Besides contempt for the rule of law, racial discrimination in education teaches contempt for democracy. It is no accident that such discrimination in Texas has never been authorized by our elected legislature or by a plebiscite. Surveys consistently show strong majorities (well above 70%), even among blacks and Hispanics, to oppose such policies. Discrimination is always the product of unelected bureaucrats, insulated from accountability to the public they are supposed to serve.

What is the impact on the black students who are admitted as a result of discrimination? We can get one measure of this by looking at comparative graduation rates: black students are significantly less likely to graduate from UT-Austin than are white or Asian-American students. For example, only 39.1% of blacks graduate in four years, as opposed to 56.8% and 54.7% of whites and Asians. Only 62.6% of blacks graduate in five years, and only 65.9% (fewer than 2/3) in six years, compared to 78.5% and 82.5% of whites.

The least onerous way to raise graduation rates for all students is to create safe havens within the university, pockets of grade inflation within which nearly all students will graduate. That this is happening can be seen by looking at the trend line for average grades at UT: from a C (2.60) in 1982 to a B (3.12) in 2007. GPA averages are notoriously divergent across campus, with averages in Liberal Arts, Communications and Educations a full letter-grade higher than in the Natural Sciences or Architecture. Students who might have become the scientists, engineers and doctors of the future, had they attended colleges better fitted to their level of preparation for college, find themselves instead (after an investment of five or six years) with (at best) degrees in narrow and fashionable subjects that neither ennoble the mind with the best that has been written or thought in human history, nor provide students with a credential that prepares them for a prosperous career..

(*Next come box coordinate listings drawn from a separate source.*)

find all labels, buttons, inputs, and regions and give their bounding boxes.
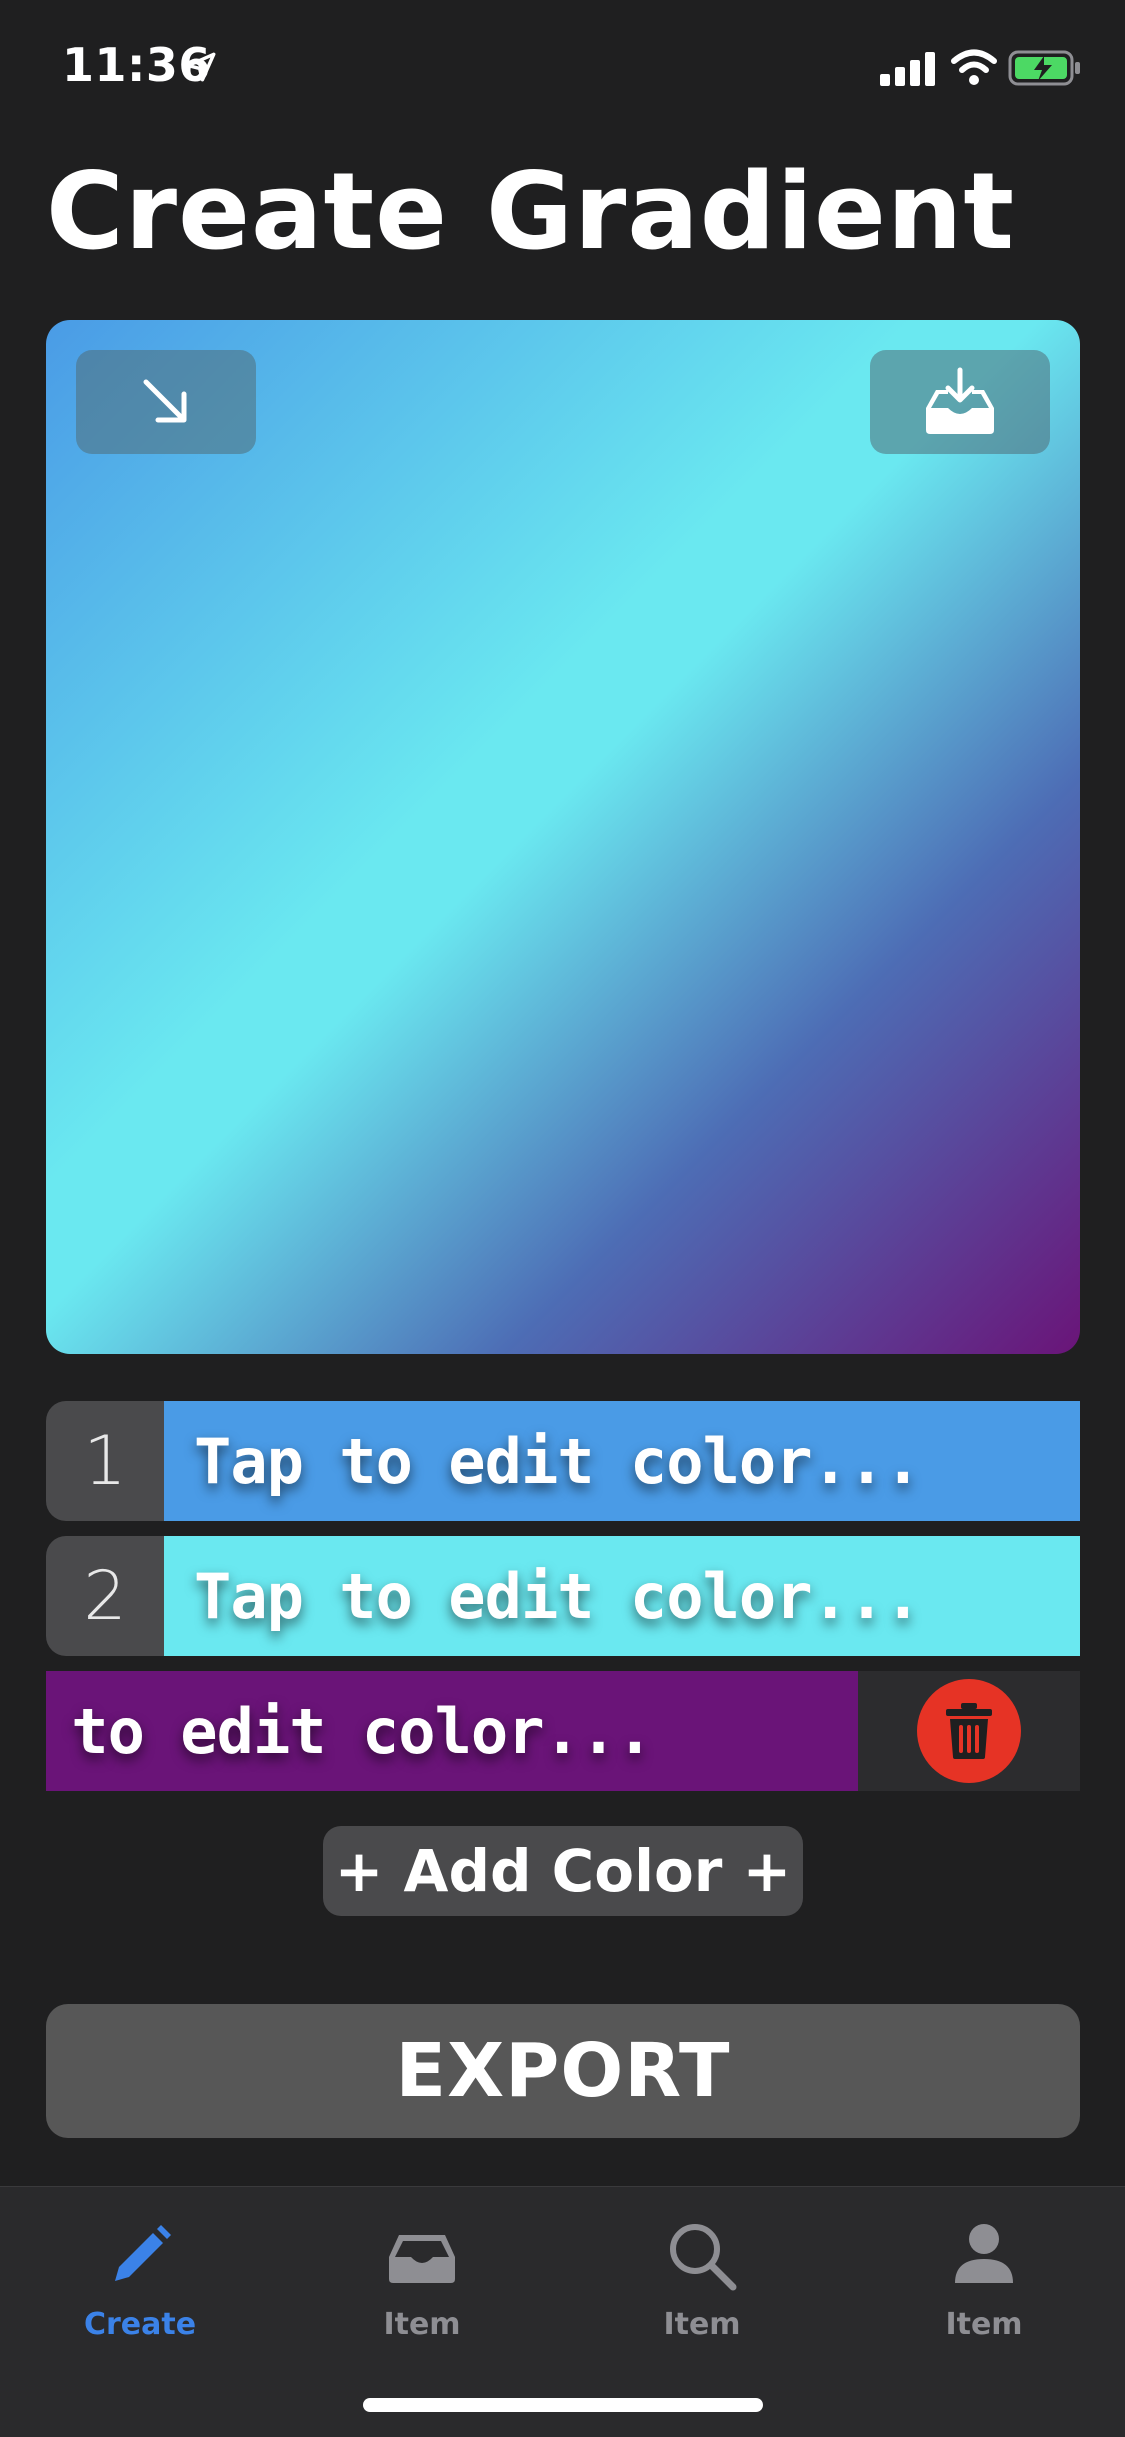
wifi-icon	[951, 49, 997, 85]
color-swatch[interactable]: Tap to edit color...	[164, 1536, 1080, 1656]
color-swatch[interactable]: Tap to edit color...	[46, 1671, 858, 1791]
edit-color-hint: Tap to edit color...	[194, 1559, 922, 1633]
tab-create[interactable]: Create	[40, 2217, 240, 2342]
color-swatch[interactable]: Tap to edit color...	[164, 1401, 1080, 1521]
tab-item-2[interactable]: Item	[602, 2217, 802, 2342]
delete-color-button[interactable]	[917, 1679, 1021, 1783]
tab-label: Item	[663, 2307, 741, 2342]
battery-charging-icon	[1008, 50, 1080, 86]
gradient-preview	[46, 320, 1080, 1354]
color-row-1[interactable]: 1 Tap to edit color...	[46, 1401, 1080, 1521]
color-row-2[interactable]: 2 Tap to edit color...	[46, 1536, 1080, 1656]
home-indicator	[363, 2398, 763, 2412]
tray-download-icon	[926, 367, 994, 434]
export-button[interactable]: EXPORT	[46, 2004, 1080, 2138]
delete-action-area	[858, 1671, 1080, 1791]
add-color-button[interactable]: + Add Color +	[323, 1826, 803, 1916]
location-arrow-icon	[186, 52, 216, 82]
color-index: 2	[46, 1536, 164, 1656]
color-row-3[interactable]: Tap to edit color...	[46, 1671, 1080, 1791]
color-index: 1	[46, 1401, 164, 1521]
tab-item-3[interactable]: Item	[884, 2217, 1084, 2342]
edit-color-hint: Tap to edit color...	[194, 1424, 922, 1498]
pencil-icon	[115, 2225, 171, 2281]
cellular-signal-icon	[880, 52, 935, 86]
tab-label: Item	[945, 2307, 1023, 2342]
save-gradient-button[interactable]	[870, 350, 1050, 454]
tab-label: Create	[83, 2307, 197, 2342]
gradient-direction-button[interactable]	[76, 350, 256, 454]
inbox-icon	[389, 2235, 455, 2283]
trash-icon	[946, 1703, 992, 1759]
search-icon	[670, 2224, 737, 2291]
tab-label: Item	[383, 2307, 461, 2342]
page-title: Create Gradient	[46, 150, 1015, 273]
edit-color-hint: Tap to edit color...	[46, 1694, 654, 1768]
tab-item-1[interactable]: Item	[322, 2217, 522, 2342]
person-icon	[955, 2224, 1013, 2283]
arrow-down-right-icon	[143, 379, 187, 423]
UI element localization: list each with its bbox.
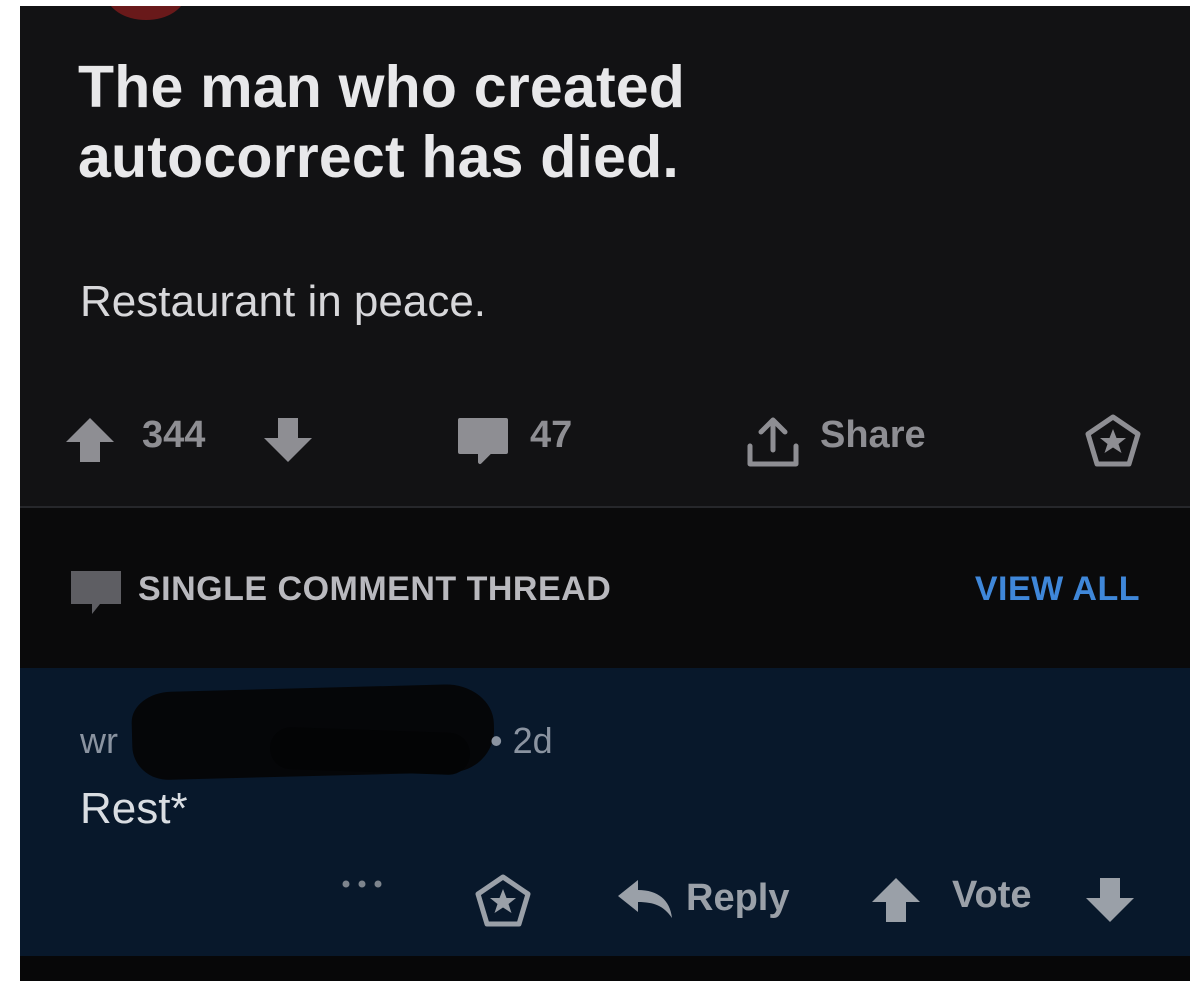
thread-label: SINGLE COMMENT THREAD xyxy=(138,570,612,608)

In principle, it makes sense to develop future leaders who are comfortable working with the many different kinds of people living in Texas. However, if the goal is to expose students to a diversity of ethnicities, why does UT’s Diversity division encourage a re-segregation of the campus? UT’s so-called “Multicultural Engagement Center” sponsors the following groups: Afrikan (sic) American Affairs organization, Latina/o Leadership Council, Asian Desi Pacific Islander American Collective, Longhorn American Indian Council. The center should be re-named “Monocultural Isolation”. The official UT Student Events Center also maintains separate African-American, Asian-American and Hispanic-American Culture Committees. There are also recognized student organizations representing ethnic groups that are not historically disadvantaged, such as a European Students Association, but this further illustrates the lack of true cross-cultural engagement. Today’s “multicultural” campus rejects the model of a melting pot in favor of a re-segregated system of “separate but equal” centers and programs, revealing the hypocrisy of the appeal to “diversity” as an educational imperative.